Home > Uncategorized > TSA Cuts Yield Understaffing, Long Lines, Calls to Privatize… Sound Familiar?

TSA Cuts Yield Understaffing, Long Lines, Calls to Privatize… Sound Familiar?

This morning I read articles about Oklahoma’s decision to cut over $38 million from public schools, a WA state superintendent suggesting public schools should close in protest to their legislature’s decision to not meet his State’s constitutional mandate to fund schools, and the continuing budget battles in several state legislatures and county districts. The “starve the beast” theory seems to be working in public education the same way Yves Smith described the process in her introduction to an Alternet article in yesterday’s Naked Capitalism blog:

The TSA is a perfect target for privatization, since even at the best of times, it is not well liked. Who wants to be subjected to security theater like taking your shoes off? But this article provides an important overview of how various government functions are made incompetent by cutting their budgets without reducing their duties. That plays into the popular narrative that of course the private sector would be more “efficient” when the evidence is strongly supports the view that private sector contractors treat privatization as an opportunity for looting (contracting in the Iraq War was an extreme case, but there are plent of others, such as privatization of parking meters in Chicago and toll roads).

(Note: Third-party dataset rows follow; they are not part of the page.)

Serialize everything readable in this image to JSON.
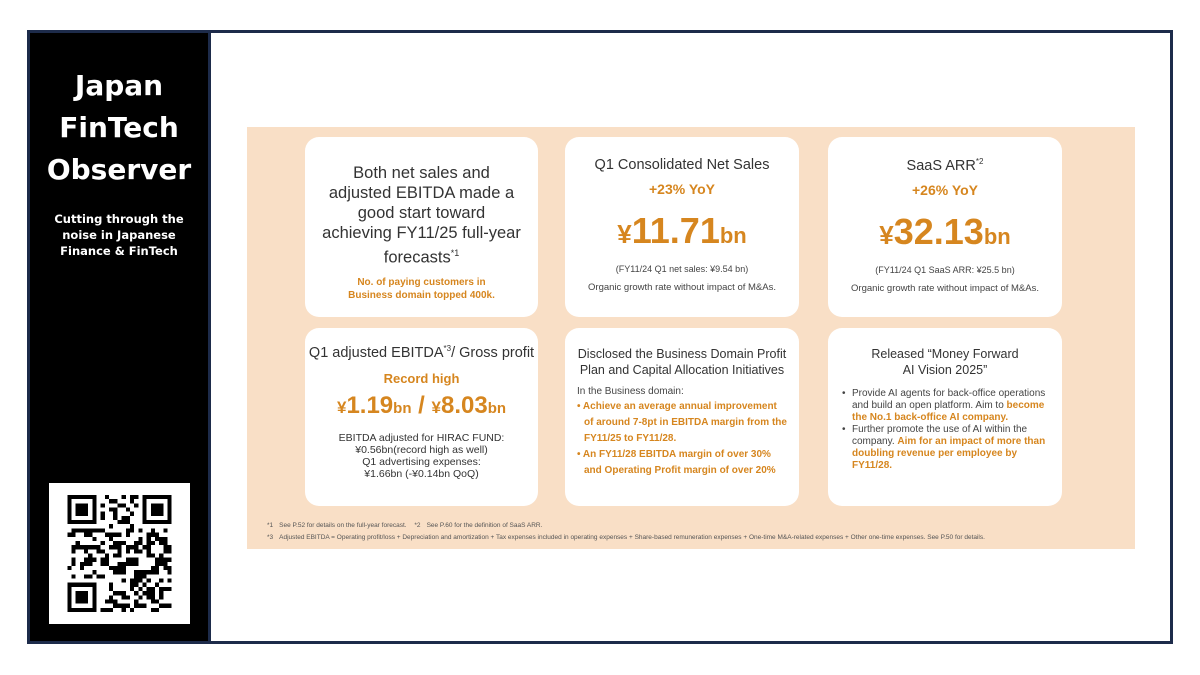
{
  "sidebar": {
    "brand_lines": [
      "Japan",
      "FinTech",
      "Observer"
    ],
    "tagline_lines": [
      "Cutting through the",
      "noise in Japanese",
      "Finance & FinTech"
    ],
    "qr_icon": "qr-code-icon"
  },
  "slide": {
    "card1": {
      "headline": [
        "Both net sales and",
        "adjusted EBITDA made a",
        "good start toward",
        "achieving FY11/25 full-year",
        "forecasts"
      ],
      "headline_sup": "*1",
      "sub": [
        "No. of paying customers in",
        "Business domain topped 400k."
      ]
    },
    "card2": {
      "title": "Q1 Consolidated Net Sales",
      "growth": "+23% YoY",
      "yen": "¥",
      "value": "11.71",
      "unit": "bn",
      "note": "(FY11/24 Q1 net sales: ¥9.54 bn)",
      "organic": "Organic growth rate without impact of M&As."
    },
    "card3": {
      "title": "SaaS ARR",
      "title_sup": "*2",
      "growth": "+26% YoY",
      "yen": "¥",
      "value": "32.13",
      "unit": "bn",
      "note": "(FY11/24 Q1 SaaS ARR: ¥25.5 bn)",
      "organic": "Organic growth rate without impact of M&As."
    },
    "card4": {
      "title_a": "Q1 adjusted EBITDA",
      "title_sup": "*3",
      "title_b": "/ Gross profit",
      "record": "Record high",
      "yen1": "¥",
      "value1": "1.19",
      "unit1": "bn",
      "sep": " / ",
      "yen2": "¥",
      "value2": "8.03",
      "unit2": "bn",
      "details": [
        "EBITDA adjusted for HIRAC FUND:",
        "¥0.56bn(record high as well)",
        "Q1 advertising expenses:",
        "¥1.66bn (-¥0.14bn QoQ)"
      ]
    },
    "card5": {
      "title": [
        "Disclosed the Business Domain Profit",
        "Plan and Capital Allocation Initiatives"
      ],
      "lead": "In the Business domain:",
      "bullets": [
        "Achieve an average annual improvement of around 7-8pt in EBITDA margin from the FY11/25 to FY11/28.",
        "An FY11/28 EBITDA margin of over 30% and Operating Profit margin of over 20%"
      ]
    },
    "card6": {
      "title": [
        "Released “Money Forward",
        "AI Vision 2025”"
      ],
      "b1_plain": "Provide AI agents for back-office operations and build an open platform. Aim to ",
      "b1_hl": "become the No.1 back-office AI company.",
      "b2_plain": "Further promote the use of AI within the company. ",
      "b2_hl": "Aim for an impact of more than doubling revenue per employee by FY11/28."
    },
    "footnotes": {
      "n1_mark": "*1",
      "n1": "See P.52 for details on the full-year forecast.",
      "n2_mark": "*2",
      "n2": "See P.60 for the definition of SaaS ARR.",
      "n3_mark": "*3",
      "n3": "Adjusted EBITDA = Operating profit/loss + Depreciation and amortization + Tax expenses included in operating expenses + Share-based remuneration expenses + One-time M&A-related expenses + Other one-time expenses. See P.50 for details."
    }
  }
}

In the case of public education, its budgets are being cut while its duties and expectations are being increased! And, as endless posts on this blog and even more posts on Diane Ravitch’s blog report looting is continuing apace in public education and especially in the for-profit post-secondary schools where students are encouraged to charge their schooling on credit cards and required to sign agreements stating they cannot participate in class action suits. And in case you haven’t figured it out, here’s the privatization playbook as told to Alternate writer Michale Arria:

Noam Chomsky once described what he considered to be the standard technique of privatization: “defund, make sure things don’t work, people get angry, you hand it over to private capital.” Writing about the fight against TSA unionization in 2011, Mark Ames and Yasha Levine cited Scott Walker’s battle against Wisconsin workers as a valuable insight into how airline fights would go down:

1) Manufacture a fake budget crisis in order to frighten the state’s residents; 2) PR the false-crisis hard enough until it breaks out of the right-wing/libertarian pipeline and into the mainstream media; 3) Blame the fake crisis on a fake villain—“greedy” state employee unions—thereby pitting the public against state workers. That way, when Republicans pass new laws destroying teachers and firefighters unions, they’ll come off as heroes defending the public from greedy unions, rather than as sleazy mercenaries carrying out their corporate sponsors’ dirty work.

To many, it seems that’s the blueprint currently at work. On May 26, CNN ran an op-ed California Representative Darrell Issa calling for the privatization of the TSA. Issa wrote that:

“Ultimately, allowing private companies to take over administration of our airports’ security, under the TSA’s guidelines, would unleash the markets’ power of innovation to improve customer service and undo years of bureaucracy that has squandered billions of dollars dedicated to airport security and done much to make traveling more miserable.”

If this playbook sounds familiar, you HAVE been paying attention to the legislators behind the curtain who are doing everything possible to make public education look incompetent while propping up for-profit privatized services that do the job no better but cost less.